The Switch 2 has 256GB of onboard storage, much more than the Switch, it is true. But it’s also backwards compatible with the Switch, and lets users bring their old digital library over with them. I have a 256GB card in my Switch, it’s nearly full, and it doesn’t have my whole library on it! If I got a Switch 2, I’d have it filled up on day 1!
And the MicroSD card issue won’t be obvious to most buyers. Parents will get their kids Switch 2s, and wonder why their old card won’t work with it. It’ll look to them like the Switch 2 or the card is broken, unless they implement a physical lock against incompatible cards, and I don’t know if SD cards even support those. Also, SD Express cards are more expensive than standard ones.
This could end up being a debacle almost on the scale of the price (which, as others have noted, isn’t even Nintendo’s fault entirely).
- Comment on Tesla lost more than one-third of its value in first quarter 11 months ago:
I blame the rise of internet stocks. There were a few companies, like Google, Amazon and Facebook/Meta, that if you got in on the ground floor of them you became insanely rich, you got so much money that economically it became a good idea to speculate on lots of little companies. It’s distorted a lot of economic realities.
Tesla has been in that mode for a long while, and it’s largely still there despite everything. And if Musk hadn’t blown his own company up, it might even have paid out in the end. Tesla was the only company seriously making electric cars for a good while, they had a strong lead on everyone else, and they had their charger network. That’s a lead that Musk’s recent actions has foolishly squandered—really, foolishly doesn’t seem like it’s a strong enough word. It’s an unforced error, it’s an own goal, it’s Musk just handing his company’s lead to his competitors.
Tesla’s implosion may be the beginning of a new age of sober realism in corporate governance. Imagine stockholder meetings where executives are asked, “You aren’t going to Musk this up, are you?”

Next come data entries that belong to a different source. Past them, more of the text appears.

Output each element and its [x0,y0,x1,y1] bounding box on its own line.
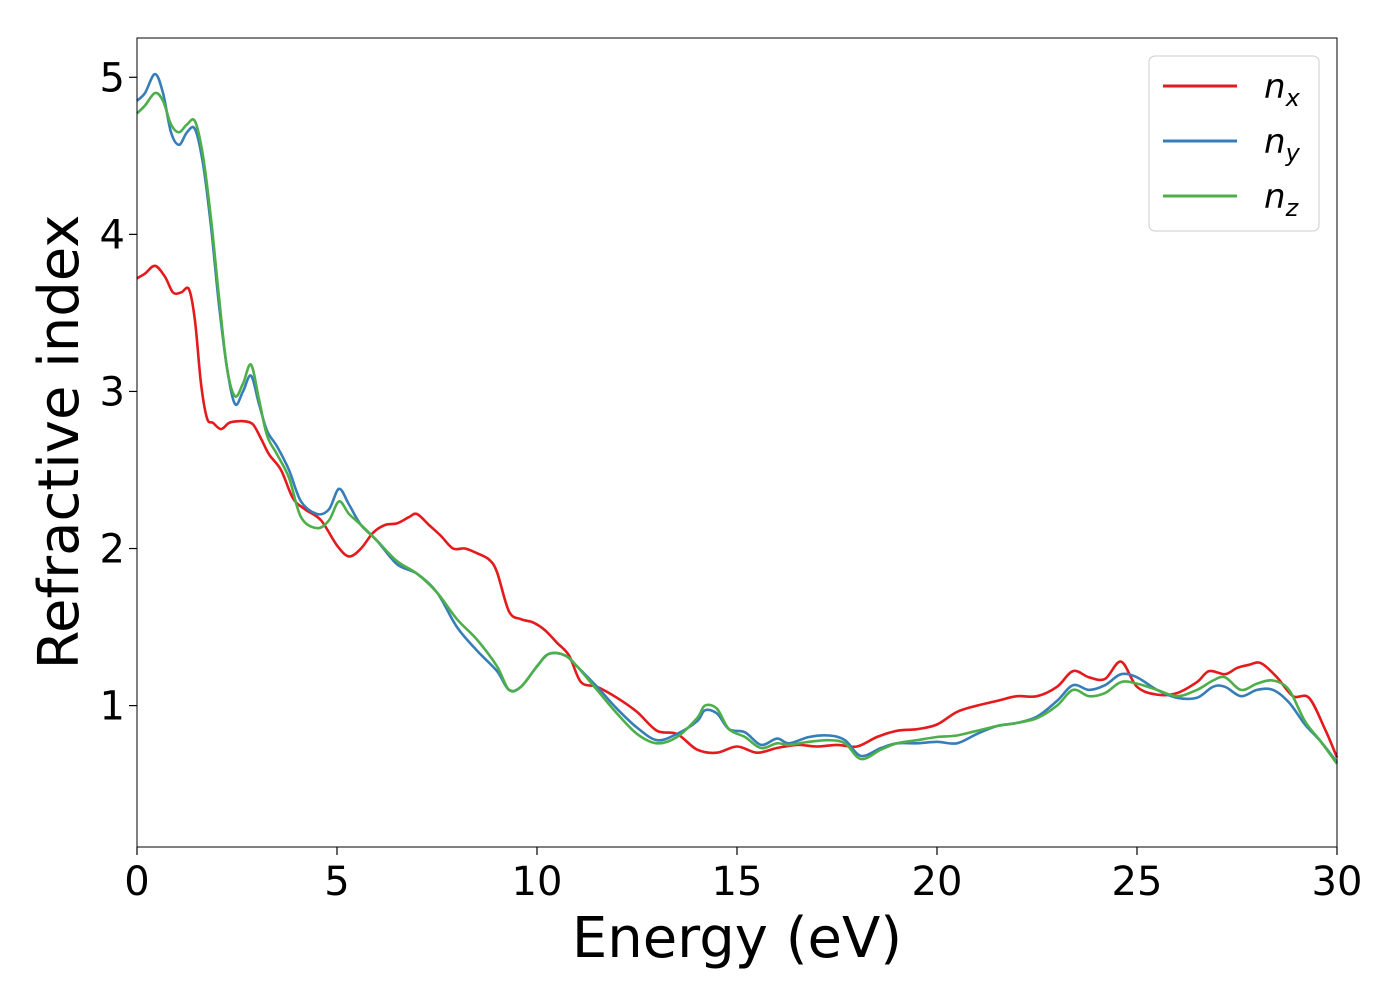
x-tick-label: 10 [512,859,563,905]
y-axis-ticks: 1 2 3 4 5 [100,55,137,730]
series-line-nx [136,264,1339,758]
x-axis-title: Energy (eV) [572,906,902,971]
series-lines [136,72,1339,765]
y-tick-label: 4 [100,212,125,258]
x-tick-label: 15 [712,859,763,905]
y-tick-label: 2 [100,527,125,573]
series-line-ny [136,72,1339,764]
y-axis-title: Refractive index [27,215,92,670]
y-tick-label: 1 [100,684,125,730]
x-tick-label: 30 [1312,859,1363,905]
series-line-nz [136,91,1339,765]
x-tick-label: 5 [324,859,349,905]
y-tick-label: 5 [100,55,125,101]
legend-box [1148,55,1320,232]
x-axis-ticks: 0 5 10 15 20 25 30 [124,847,1362,905]
plot-background [137,38,1337,847]
x-tick-label: 25 [1112,859,1163,905]
x-tick-label: 20 [912,859,963,905]
x-tick-label: 0 [124,859,149,905]
y-tick-label: 3 [100,369,125,415]
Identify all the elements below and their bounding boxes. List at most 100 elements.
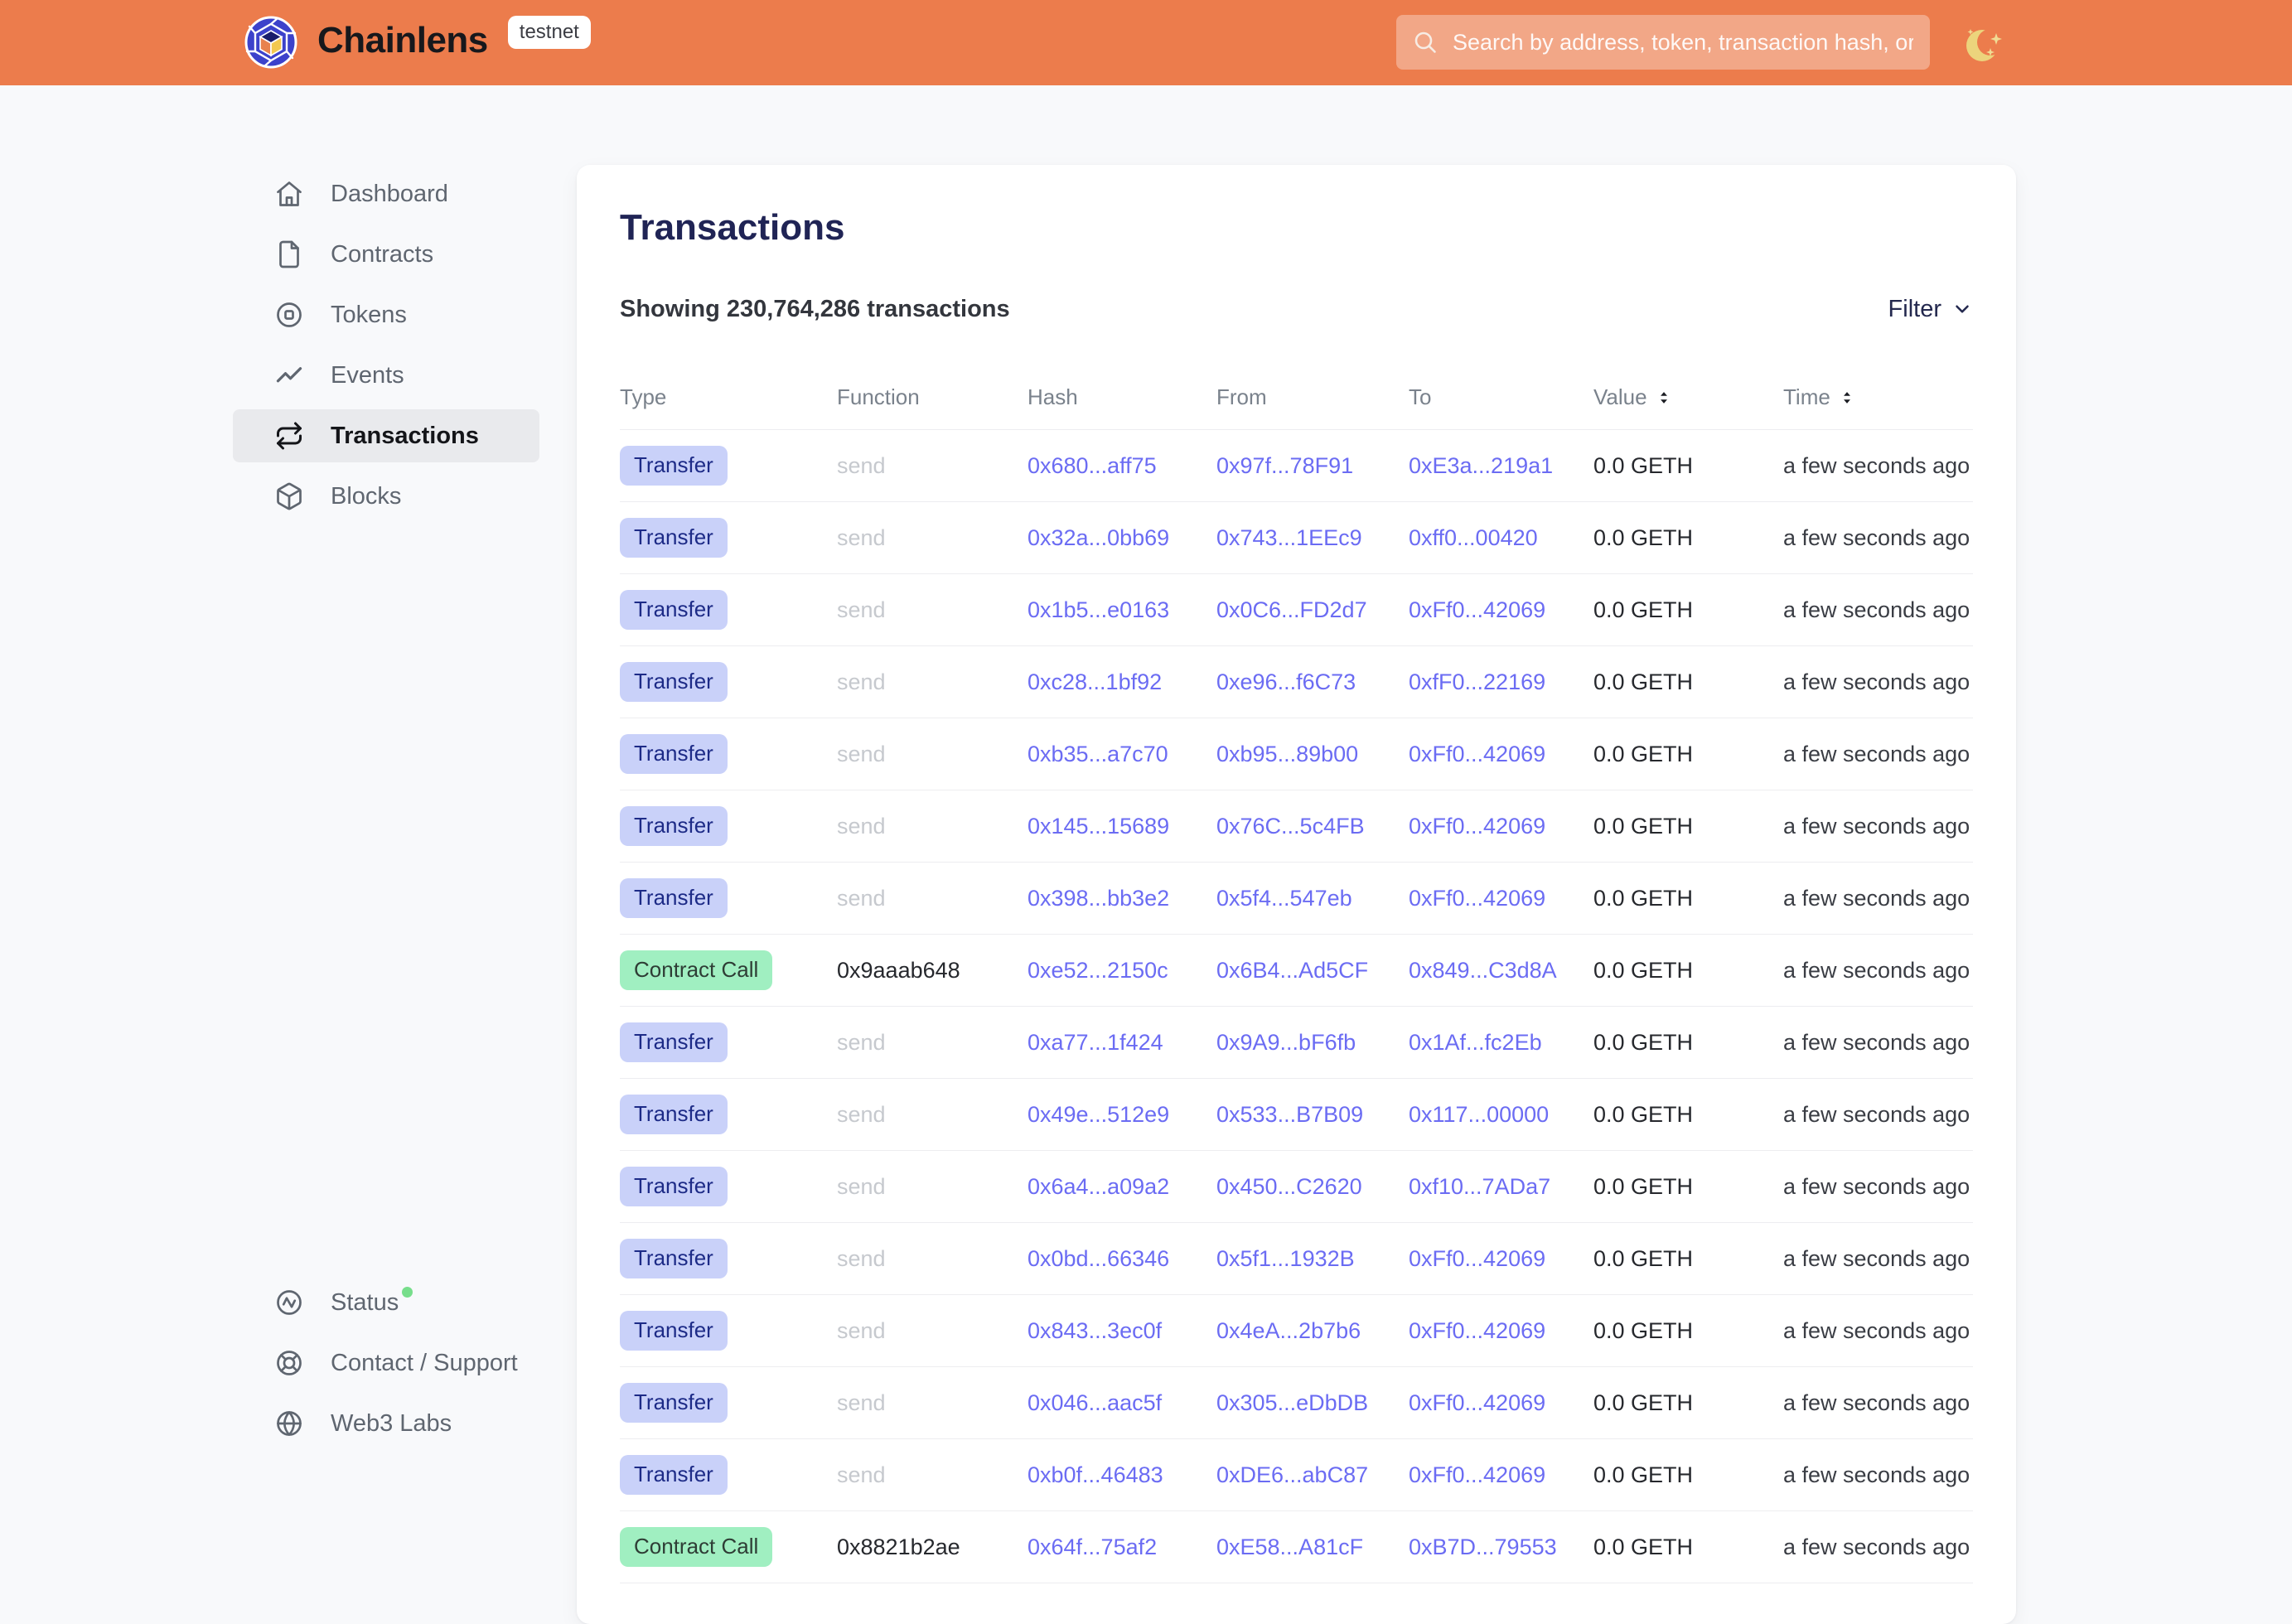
from-link[interactable]: 0x533...B7B09 <box>1216 1101 1364 1127</box>
from-link[interactable]: 0xE58...A81cF <box>1216 1534 1364 1559</box>
column-label: Hash <box>1028 384 1078 409</box>
to-link[interactable]: 0xf10...7ADa7 <box>1409 1173 1551 1199</box>
sidebar-item-events[interactable]: Events <box>233 349 539 402</box>
sidebar-item-transactions[interactable]: Transactions <box>233 409 539 462</box>
table-row: Transfer send 0x1b5...e0163 0x0C6...FD2d… <box>620 574 1973 646</box>
to-link[interactable]: 0xFf0...42069 <box>1409 1462 1546 1487</box>
value-cell: 0.0 GETH <box>1593 1534 1694 1559</box>
to-link[interactable]: 0x117...00000 <box>1409 1101 1550 1127</box>
search-icon <box>1414 31 1436 53</box>
sidebar-item-status[interactable]: Status <box>233 1276 539 1329</box>
type-cell: Transfer <box>620 446 837 486</box>
time-cell: a few seconds ago <box>1783 1462 1970 1487</box>
type-cell: Transfer <box>620 1167 837 1206</box>
from-link[interactable]: 0x5f4...547eb <box>1216 885 1352 911</box>
sidebar-item-contracts[interactable]: Contracts <box>233 228 539 281</box>
to-link[interactable]: 0xFf0...42069 <box>1409 1317 1546 1343</box>
type-cell: Transfer <box>620 1311 837 1351</box>
to-link[interactable]: 0xFf0...42069 <box>1409 885 1546 911</box>
table-column-header: Hash <box>1028 384 1216 410</box>
time-cell: a few seconds ago <box>1783 1029 1970 1055</box>
to-link[interactable]: 0xE3a...219a1 <box>1409 452 1554 478</box>
table-row: Transfer send 0x843...3ec0f 0x4eA...2b7b… <box>620 1295 1973 1367</box>
hash-link[interactable]: 0x49e...512e9 <box>1028 1101 1170 1127</box>
to-link[interactable]: 0x1Af...fc2Eb <box>1409 1029 1542 1055</box>
type-badge: Contract Call <box>620 1527 773 1567</box>
table-column-header[interactable]: Value <box>1593 384 1783 410</box>
value-cell: 0.0 GETH <box>1593 957 1694 983</box>
sidebar-item-blocks[interactable]: Blocks <box>233 470 539 523</box>
sidebar-item-tokens[interactable]: Tokens <box>233 288 539 341</box>
table-column-header[interactable]: Time <box>1783 384 1973 410</box>
hash-link[interactable]: 0xb0f...46483 <box>1028 1462 1163 1487</box>
hash-link[interactable]: 0x1b5...e0163 <box>1028 597 1170 622</box>
function-cell: send <box>837 1101 886 1127</box>
hash-link[interactable]: 0x843...3ec0f <box>1028 1317 1163 1343</box>
from-link[interactable]: 0x450...C2620 <box>1216 1173 1362 1199</box>
from-link[interactable]: 0x305...eDbDB <box>1216 1390 1369 1415</box>
value-cell: 0.0 GETH <box>1593 1173 1694 1199</box>
hash-link[interactable]: 0x0bd...66346 <box>1028 1245 1170 1271</box>
to-link[interactable]: 0xFf0...42069 <box>1409 1390 1546 1415</box>
brand[interactable]: Chainlens testnet <box>244 16 591 69</box>
to-link[interactable]: 0x849...C3d8A <box>1409 957 1557 983</box>
to-link[interactable]: 0xfF0...22169 <box>1409 669 1546 694</box>
hash-link[interactable]: 0x145...15689 <box>1028 813 1170 839</box>
to-link[interactable]: 0xFf0...42069 <box>1409 597 1546 622</box>
to-link[interactable]: 0xff0...00420 <box>1409 524 1538 550</box>
type-badge: Transfer <box>620 1383 728 1423</box>
type-cell: Transfer <box>620 590 837 630</box>
from-link[interactable]: 0x97f...78F91 <box>1216 452 1354 478</box>
hash-link[interactable]: 0xb35...a7c70 <box>1028 741 1168 766</box>
hash-link[interactable]: 0xc28...1bf92 <box>1028 669 1163 694</box>
global-search[interactable] <box>1396 15 1930 70</box>
to-link[interactable]: 0xFf0...42069 <box>1409 741 1546 766</box>
hash-link[interactable]: 0x6a4...a09a2 <box>1028 1173 1170 1199</box>
type-cell: Transfer <box>620 1022 837 1062</box>
page-title: Transactions <box>620 207 845 248</box>
sidebar-item-label: Status <box>331 1288 399 1316</box>
filter-button[interactable]: Filter <box>1888 296 1973 323</box>
from-link[interactable]: 0xDE6...abC87 <box>1216 1462 1369 1487</box>
status-online-dot <box>402 1287 413 1298</box>
to-link[interactable]: 0xFf0...42069 <box>1409 813 1546 839</box>
to-link[interactable]: 0xB7D...79553 <box>1409 1534 1557 1559</box>
sidebar-item-label: Contracts <box>331 240 434 268</box>
transactions-card: Transactions Showing 230,764,286 transac… <box>577 165 2016 1624</box>
hash-link[interactable]: 0xe52...2150c <box>1028 957 1168 983</box>
from-link[interactable]: 0x9A9...bF6fb <box>1216 1029 1356 1055</box>
hash-link[interactable]: 0xa77...1f424 <box>1028 1029 1163 1055</box>
type-badge: Transfer <box>620 590 728 630</box>
to-link[interactable]: 0xFf0...42069 <box>1409 1245 1546 1271</box>
from-link[interactable]: 0xb95...89b00 <box>1216 741 1359 766</box>
hash-link[interactable]: 0x32a...0bb69 <box>1028 524 1170 550</box>
hash-link[interactable]: 0x046...aac5f <box>1028 1390 1163 1415</box>
theme-toggle-button[interactable] <box>1961 18 2014 71</box>
sidebar-nav: Dashboard Contracts Tokens Events <box>233 167 539 530</box>
from-link[interactable]: 0x743...1EEc9 <box>1216 524 1362 550</box>
from-link[interactable]: 0x76C...5c4FB <box>1216 813 1365 839</box>
table-row: Transfer send 0x046...aac5f 0x305...eDbD… <box>620 1367 1973 1439</box>
from-link[interactable]: 0x5f1...1932B <box>1216 1245 1355 1271</box>
function-cell: send <box>837 452 886 478</box>
from-link[interactable]: 0x4eA...2b7b6 <box>1216 1317 1361 1343</box>
sidebar-item-dashboard[interactable]: Dashboard <box>233 167 539 220</box>
search-input[interactable] <box>1451 28 1915 56</box>
hash-link[interactable]: 0x680...aff75 <box>1028 452 1157 478</box>
from-link[interactable]: 0x6B4...Ad5CF <box>1216 957 1369 983</box>
type-cell: Transfer <box>620 518 837 558</box>
sort-icon[interactable] <box>1655 389 1673 407</box>
hash-link[interactable]: 0x64f...75af2 <box>1028 1534 1158 1559</box>
sidebar-item-contact-support[interactable]: Contact / Support <box>233 1336 539 1390</box>
from-link[interactable]: 0x0C6...FD2d7 <box>1216 597 1367 622</box>
time-cell: a few seconds ago <box>1783 597 1970 622</box>
hash-link[interactable]: 0x398...bb3e2 <box>1028 885 1170 911</box>
activity-icon <box>274 1288 304 1317</box>
value-cell: 0.0 GETH <box>1593 452 1694 478</box>
function-cell: send <box>837 813 886 839</box>
type-cell: Transfer <box>620 662 837 702</box>
time-cell: a few seconds ago <box>1783 1245 1970 1271</box>
sort-icon[interactable] <box>1838 389 1856 407</box>
from-link[interactable]: 0xe96...f6C73 <box>1216 669 1356 694</box>
sidebar-item-web3-labs[interactable]: Web3 Labs <box>233 1397 539 1450</box>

- Comment on Tesla lost more than one-third of its value in first quarter 11 months ago:
It has so much further to fall. Tesla is still wildly overvalued.
- Comment on What happened to FlyingSquid? 11 months ago:
I know FlyingSquid from another community, and sent them a private message just a few days ago saying hello. (I didn’t know they had been missing at the time.) FS is awesome, and I really hope they’re okay.
- Comment on "What Is Your Dream for Mozilla" - Mozilla is doing a survey, questions include "What is most important to you right now about technology and the internet?" 1 year ago:
This poll is for the Mozilla Foundation. They don’t make the browser. The post should probably have made that clear.